1945: il dramma del silenzio

Molti sono i film sull’Olocausto, alcuni, però, primeggiano sugli altri per la maniera in cui la tematica viene affrontata e per le diverse angolazioni.

Il regista ungherese Ferenc Török racconta con il film drammatico 1945 come l’Ungheria ha vissuto il periodo di transizione post-nazista. La pellicola è l’adattamento cinematografico del racconto Homecoming di Gábor T. Szántó, co-sceneggiatore insieme al regista del film.

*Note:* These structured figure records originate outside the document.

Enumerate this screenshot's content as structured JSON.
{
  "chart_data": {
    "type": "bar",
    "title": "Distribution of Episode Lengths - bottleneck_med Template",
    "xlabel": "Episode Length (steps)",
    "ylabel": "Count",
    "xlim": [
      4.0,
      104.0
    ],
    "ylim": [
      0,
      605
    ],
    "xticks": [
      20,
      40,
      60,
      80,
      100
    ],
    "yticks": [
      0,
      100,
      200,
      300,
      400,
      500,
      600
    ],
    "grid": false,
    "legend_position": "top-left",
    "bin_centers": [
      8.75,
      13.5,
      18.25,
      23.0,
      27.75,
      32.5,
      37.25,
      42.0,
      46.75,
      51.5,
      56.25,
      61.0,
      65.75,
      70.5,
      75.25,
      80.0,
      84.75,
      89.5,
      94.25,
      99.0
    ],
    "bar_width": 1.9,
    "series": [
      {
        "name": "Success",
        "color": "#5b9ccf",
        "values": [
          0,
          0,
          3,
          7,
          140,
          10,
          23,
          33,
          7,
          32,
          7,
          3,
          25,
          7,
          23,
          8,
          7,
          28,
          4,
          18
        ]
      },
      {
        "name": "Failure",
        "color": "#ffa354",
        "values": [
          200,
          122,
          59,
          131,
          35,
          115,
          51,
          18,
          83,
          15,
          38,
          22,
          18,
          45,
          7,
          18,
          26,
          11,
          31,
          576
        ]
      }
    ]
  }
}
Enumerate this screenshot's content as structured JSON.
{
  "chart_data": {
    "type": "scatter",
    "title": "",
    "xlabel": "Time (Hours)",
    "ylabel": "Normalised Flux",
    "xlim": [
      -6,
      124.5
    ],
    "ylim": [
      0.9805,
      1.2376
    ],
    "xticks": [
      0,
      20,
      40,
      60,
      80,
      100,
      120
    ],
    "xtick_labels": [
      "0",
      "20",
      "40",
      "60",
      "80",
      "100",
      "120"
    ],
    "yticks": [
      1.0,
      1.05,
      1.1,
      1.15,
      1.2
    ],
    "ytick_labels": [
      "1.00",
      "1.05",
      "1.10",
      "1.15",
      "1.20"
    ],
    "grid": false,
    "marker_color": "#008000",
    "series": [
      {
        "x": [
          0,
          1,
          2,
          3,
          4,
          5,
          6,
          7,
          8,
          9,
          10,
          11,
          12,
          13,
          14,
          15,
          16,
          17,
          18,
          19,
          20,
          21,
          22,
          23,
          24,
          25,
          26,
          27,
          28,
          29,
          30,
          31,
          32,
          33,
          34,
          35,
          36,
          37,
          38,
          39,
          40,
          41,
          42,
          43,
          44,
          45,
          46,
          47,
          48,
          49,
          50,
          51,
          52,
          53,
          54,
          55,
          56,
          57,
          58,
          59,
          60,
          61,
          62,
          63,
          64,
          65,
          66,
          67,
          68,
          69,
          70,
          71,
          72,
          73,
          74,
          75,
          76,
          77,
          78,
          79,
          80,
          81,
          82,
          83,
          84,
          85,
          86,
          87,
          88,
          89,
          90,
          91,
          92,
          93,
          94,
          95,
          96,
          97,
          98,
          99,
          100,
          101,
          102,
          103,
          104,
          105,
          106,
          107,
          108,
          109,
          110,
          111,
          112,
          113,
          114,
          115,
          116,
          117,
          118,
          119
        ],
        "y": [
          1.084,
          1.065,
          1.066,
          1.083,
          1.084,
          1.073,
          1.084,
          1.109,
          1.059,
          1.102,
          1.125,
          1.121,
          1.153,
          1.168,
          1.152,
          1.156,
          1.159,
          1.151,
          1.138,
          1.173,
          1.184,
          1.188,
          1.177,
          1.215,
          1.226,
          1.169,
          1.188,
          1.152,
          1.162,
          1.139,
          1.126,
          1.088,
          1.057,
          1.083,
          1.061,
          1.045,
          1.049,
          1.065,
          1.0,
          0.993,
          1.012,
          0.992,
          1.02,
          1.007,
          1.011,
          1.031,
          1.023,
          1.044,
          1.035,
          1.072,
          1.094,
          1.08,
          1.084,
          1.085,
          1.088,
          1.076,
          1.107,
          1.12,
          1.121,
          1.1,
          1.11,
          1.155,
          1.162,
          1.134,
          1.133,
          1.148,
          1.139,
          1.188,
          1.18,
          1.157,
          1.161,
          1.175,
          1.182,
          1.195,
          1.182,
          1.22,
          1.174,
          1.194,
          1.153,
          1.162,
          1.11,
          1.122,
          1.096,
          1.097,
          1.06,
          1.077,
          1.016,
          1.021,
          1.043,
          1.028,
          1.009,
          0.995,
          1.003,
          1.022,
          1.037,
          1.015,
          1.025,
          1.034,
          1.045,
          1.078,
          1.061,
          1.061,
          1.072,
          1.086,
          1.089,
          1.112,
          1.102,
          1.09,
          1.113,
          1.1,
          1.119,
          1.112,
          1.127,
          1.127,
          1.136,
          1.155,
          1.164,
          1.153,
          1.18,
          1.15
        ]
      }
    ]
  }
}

La storia si ambienta in un piccolo villaggio ungherese in un caldo giorno di Agosto del 1945, con gli abitanti che si preparano per il matrimonio del figlio del vicario. L’arrivo inaspettato di due ebrei ortodossi desta nella gente molta preoccupazione. Infatti, nel villaggio iniziano a serpeggiare la paura e il sospetto che i tradimenti e i furti commessi durante gli anni di conflitto possano tornare a galla.

Il 1945 ha segnato un’importante spartiacque per la storia Mondiale: è stato l’anno della liberazione dal nazifascismo per molti stati europei, mentre per quelli dell’Est ha rappresentato il passaggio da una dominazione all’altra, entrambe rivelatesi funeste.

Ferenc Török incentra tutta la storia sulla responsabilità che i cittadini ungheresi hanno avuto nella connivenza con il regime nazista e, sopratutto, dei vantaggi personali che alcuni di loro ne hanno tratto. Infatti, molti abitanti del villaggio, approfittando della deportazione degli ebrei, si sono potuti impadronire di nuove case e hanno avuto accesso a immense ricchezze. La loro finta tranquillità, che nasconde un latente senso di colpa per quanto accaduto, viene sconvolta proprio dall’arrivo dei due forestieri che risveglieranno le loro paure e i loro peccati più nascosti.

Se la regia risulta essere molto lineare e chiara, l’uso del bianco e nero è nitido e deciso, proprio come i suoi personaggi. La fotografia di Elemér Ragályi è fredda, il percorso narrativo scorre inesorabile e puntuale lungo lo scandire delle lancette dell’orologio.

1945 è un film molto duro e, al tempo stesso, originale perché i “cattivi” non hanno fucili o uniformi, ma sono semplicemente persone comuni, che si sono arricchite sul sangue di altri. La condanna del regista è feroce: il collaborazionista non è solo colui che si macchia dell’orrore, ma anche chi, per paura, non ha agito e ha pensato solo al proprio tornaconto.